With the Prime CPU cores clocked higher, the 10S Pro edges out ahead of the 10 Pro in the Geekbench single-threaded test and is ahead of a pack of Snapdragon 8 Elite and Dimensity 9400 powered phones. However, once the two Prime cores have to share the power budget with the six Performance cores, things even out with the original model. There are still applications that do heavy single-threaded tasks, they should see a small bump. Optimized apps and games won't see a big benefit.
The GPU overclock has a bigger impact for gaming and helped the 10S Pro open up a lead on competing devices in the Wild Life Extreme benchmark. That will translate in higher fps in games that weren't hitting the refresh rate cap and more stable gameplay in games that were.
Strangely, the RedMagic doesn't do so well on the Solar Bay test, 3DMark's ray tracing benchmark. The 10S Pro posts a higher score than the 10 Pro, but neither can match other Snapdragon 8 Elite and Dimensity 9400 phones.
AnTuTu is a whole-system test, so it tests additional components like RAM and storage bandwidth.

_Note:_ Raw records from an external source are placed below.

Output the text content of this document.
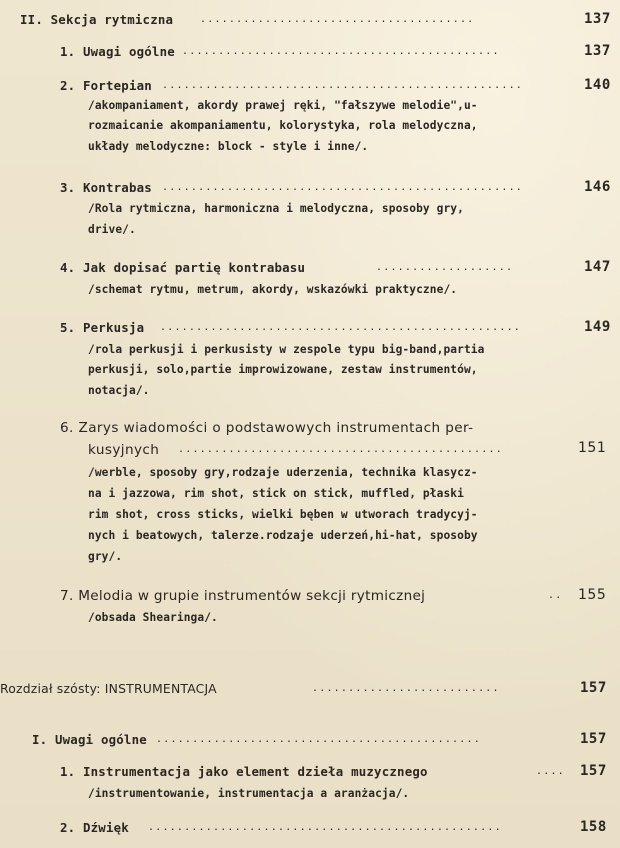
II. Sekcja rytmiczna	......................................	137
1. Uwagi ogólne ............................................	137
2. Fortepian ..................................................	140
/akompaniament, akordy prawej ręki, "fałszywe melodie",u-
rozmaicanie akompaniamentu, kolorystyka, rola melodyczna,
układy melodyczne: block - style i inne/.
3. Kontrabas ..................................................	146
/Rola rytmiczna, harmoniczna i melodyczna, sposoby gry,
drive/.
4. Jak dopisać partię kontrabasu	...................	147
/schemat rytmu, metrum, akordy, wskazówki praktyczne/.
5. Perkusja ..................................................	149
/rola perkusji i perkusisty w zespole typu big-band,partia
perkusji, solo,partie improwizowane, zestaw instrumentów,
notacja/.
6. Zarys wiadomości o podstawowych instrumentach per-
kusyjnych .............................................	151
/werble, sposoby gry,rodzaje uderzenia, technika klasycz-
na i jazzowa, rim shot, stick on stick, muffled, płaski
rim shot, cross sticks, wielki bęben w utworach tradycyj-
nych i beatowych, talerze.rodzaje uderzeń,hi-hat, sposoby
gry/.
7. Melodia w grupie instrumentów sekcji rytmicznej	..	155
/obsada Shearinga/.
Rozdział szósty: INSTRUMENTACJA	..........................	157
I. Uwagi ogólne .............................................	157
1. Instrumentacja jako element dzieła muzycznego	....	157
/instrumentowanie, instrumentacja a aranżacja/.
2. Dźwięk .................................................	158
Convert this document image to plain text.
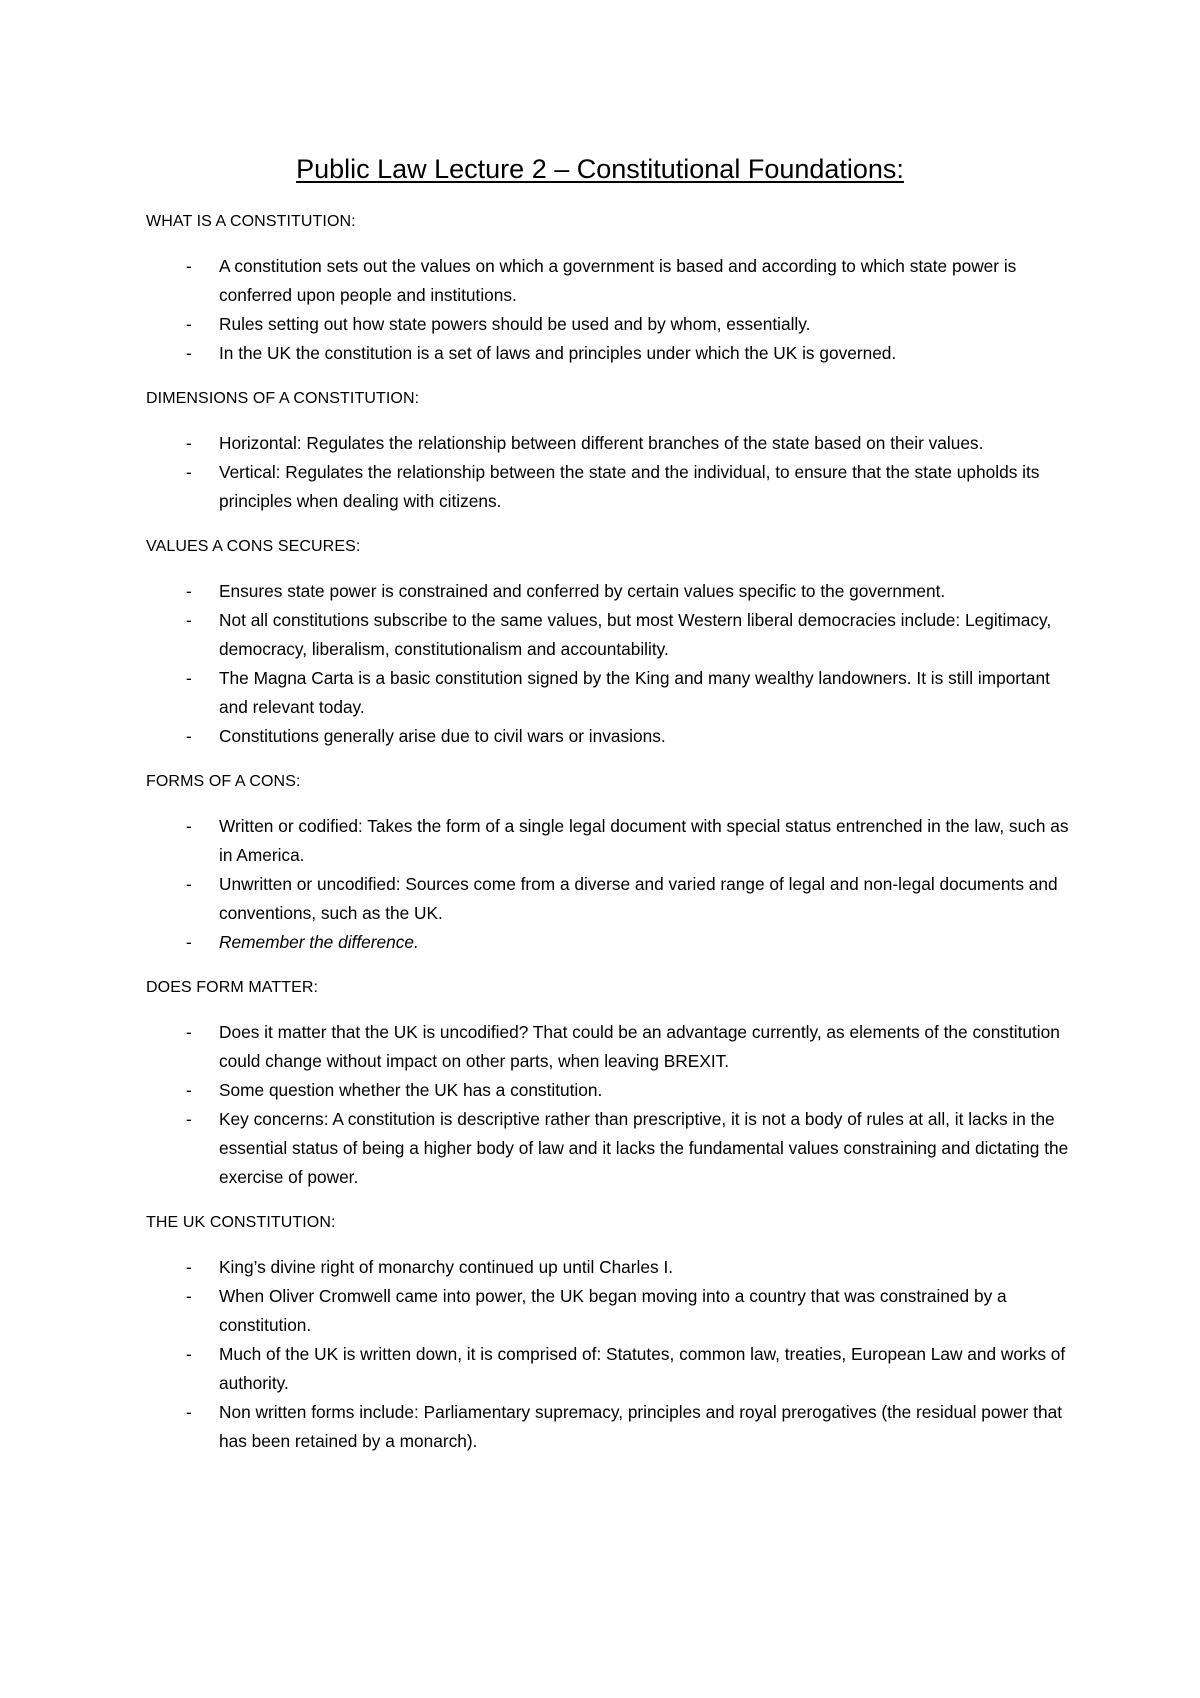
Public Law Lecture 2 – Constitutional Foundations:
WHAT IS A CONSTITUTION:
- A constitution sets out the values on which a government is based and according to which state power is conferred upon people and institutions.
- Rules setting out how state powers should be used and by whom, essentially.
- In the UK the constitution is a set of laws and principles under which the UK is governed.
DIMENSIONS OF A CONSTITUTION:
- Horizontal: Regulates the relationship between different branches of the state based on their values.
- Vertical: Regulates the relationship between the state and the individual, to ensure that the state upholds its principles when dealing with citizens.
VALUES A CONS SECURES:
- Ensures state power is constrained and conferred by certain values specific to the government.
- Not all constitutions subscribe to the same values, but most Western liberal democracies include: Legitimacy, democracy, liberalism, constitutionalism and accountability.
- The Magna Carta is a basic constitution signed by the King and many wealthy landowners. It is still important and relevant today.
- Constitutions generally arise due to civil wars or invasions.
FORMS OF A CONS:
- Written or codified: Takes the form of a single legal document with special status entrenched in the law, such as in America.
- Unwritten or uncodified: Sources come from a diverse and varied range of legal and non-legal documents and conventions, such as the UK.
- Remember the difference.
DOES FORM MATTER:
- Does it matter that the UK is uncodified? That could be an advantage currently, as elements of the constitution could change without impact on other parts, when leaving BREXIT.
- Some question whether the UK has a constitution.
- Key concerns: A constitution is descriptive rather than prescriptive, it is not a body of rules at all, it lacks in the essential status of being a higher body of law and it lacks the fundamental values constraining and dictating the exercise of power.
THE UK CONSTITUTION:
- King’s divine right of monarchy continued up until Charles I.
- When Oliver Cromwell came into power, the UK began moving into a country that was constrained by a constitution.
- Much of the UK is written down, it is comprised of: Statutes, common law, treaties, European Law and works of authority.
- Non written forms include: Parliamentary supremacy, principles and royal prerogatives (the residual power that has been retained by a monarch).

The 10S Pro shows a small but noticeable improvement over the 10 Pro.
Stability
With the original 10 Pro, RedMagic added liquid metal – this is an alloy that melts at very low temperature and has very high thermal conductivity. It's used in gaming PCs and laptops as it performs better than typical thermal compound.

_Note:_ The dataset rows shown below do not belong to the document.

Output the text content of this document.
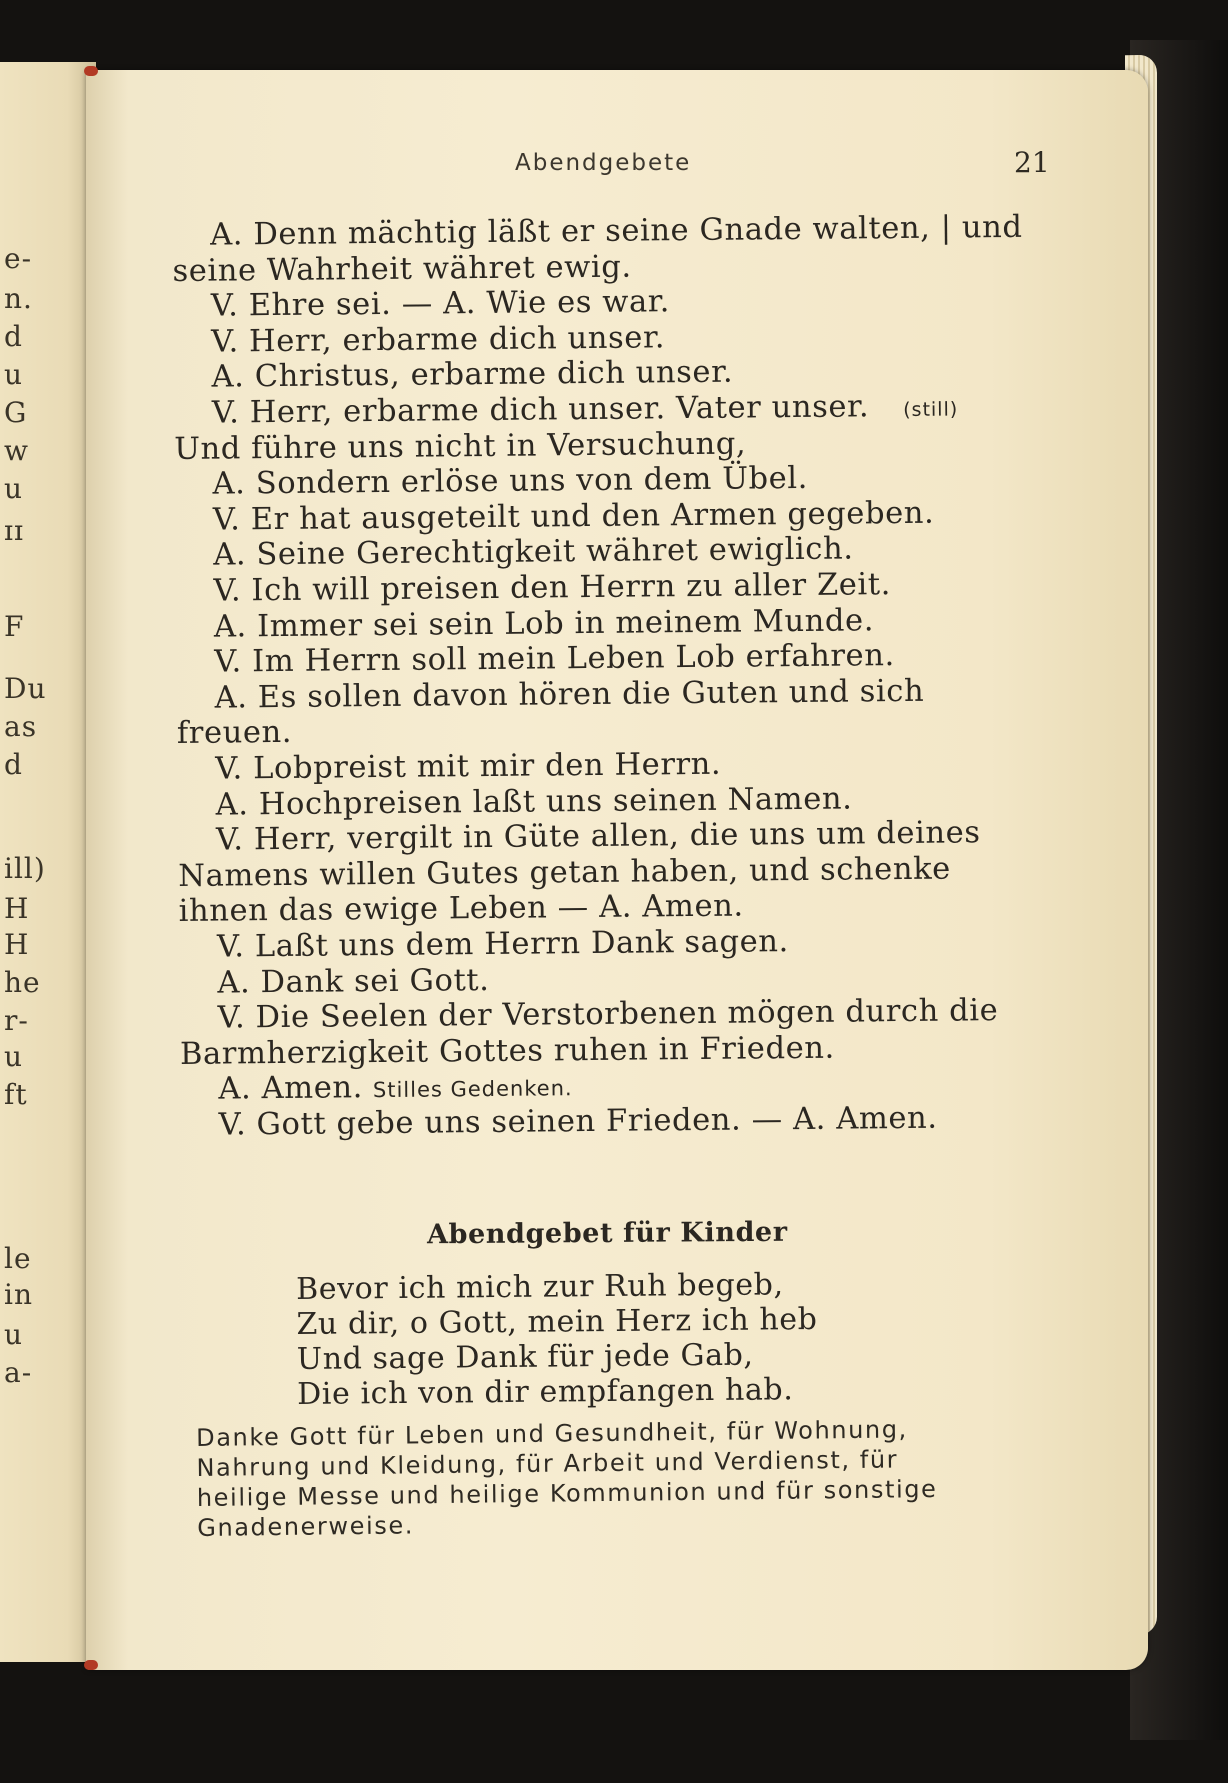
e-
n.
d
u
G
w
u
ɪɪ
F
Du
as
d
ill)
H
H
he
r-
u
ft
le
in
u
a-
Abendgebete	21
A. Denn mächtig läßt er seine Gnade walten, | und
seine Wahrheit währet ewig.
V. Ehre sei. — A. Wie es war.
V. Herr, erbarme dich unser.
A. Christus, erbarme dich unser.
V. Herr, erbarme dich unser. Vater unser. (still)
Und führe uns nicht in Versuchung,
A. Sondern erlöse uns von dem Übel.
V. Er hat ausgeteilt und den Armen gegeben.
A. Seine Gerechtigkeit währet ewiglich.
V. Ich will preisen den Herrn zu aller Zeit.
A. Immer sei sein Lob in meinem Munde.
V. Im Herrn soll mein Leben Lob erfahren.
A. Es sollen davon hören die Guten und sich
freuen.
V. Lobpreist mit mir den Herrn.
A. Hochpreisen laßt uns seinen Namen.
V. Herr, vergilt in Güte allen, die uns um deines
Namens willen Gutes getan haben, und schenke
ihnen das ewige Leben — A. Amen.
V. Laßt uns dem Herrn Dank sagen.
A. Dank sei Gott.
V. Die Seelen der Verstorbenen mögen durch die
Barmherzigkeit Gottes ruhen in Frieden.
A. Amen. Stilles Gedenken.
V. Gott gebe uns seinen Frieden. — A. Amen.
Abendgebet für Kinder
Bevor ich mich zur Ruh begeb,
Zu dir, o Gott, mein Herz ich heb
Und sage Dank für jede Gab,
Die ich von dir empfangen hab.
Danke Gott für Leben und Gesundheit, für Wohnung,
Nahrung und Kleidung, für Arbeit und Verdienst, für
heilige Messe und heilige Kommunion und für sonstige
Gnadenerweise.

In the RedMagic 10S Pro there is 36mm² of liquid metal in direct contact with the chip (30% more than there was on the 10 Pro). This guides heat to a 12,000mm² vapor chamber that spreads the heat around. But the phone doesn't rely on just passive cooling – it could, but for gaming you can enable the 23,000rpm fan. The cooling setup of the RedMagic 10S Pro
This fan sucks in cool air from the outside, pulls it across the phone over the chipset and dumps the now warm air out the other side. In our RedMagic 10 Pro review we noted that this system wasn't as effective as it has been on previous generations. Let's see if the refined cooling system on the 10S Pro does any better.
Unfortunately, the CPU still throttles pretty heavily – down to 56% from peak with the fan on, compared to 54% with the fan off (on the 10 Pro it was 57% and 54%, respectively). However, the fan does smooth out some of the bumpiness in the chart.
CPU stability test: fan off • fan on
Moving over to the GPU and the results aren't any better. The stability reported by 3DMark in the Wild Life Extreme test is within the margin of error, as is the performance – both the best and lowest score from the test.
GPU stability test: fan off • fan on
Does the fan actually do anything? Indeed it does – here's a look through a thermal camera showing the phone under load. You can see the warm air coming out of the phone heating up the desk below (the camera can't see the air itself, obviously).
RedMagic 10S Pro in thermal vision
The RedMagic 10S Pro is a very fast phone – performance is not an issue. However, the active cooling system does not bring enough benefit to justify the extra cost and complications (e.g. the basic water resistance) associated with it.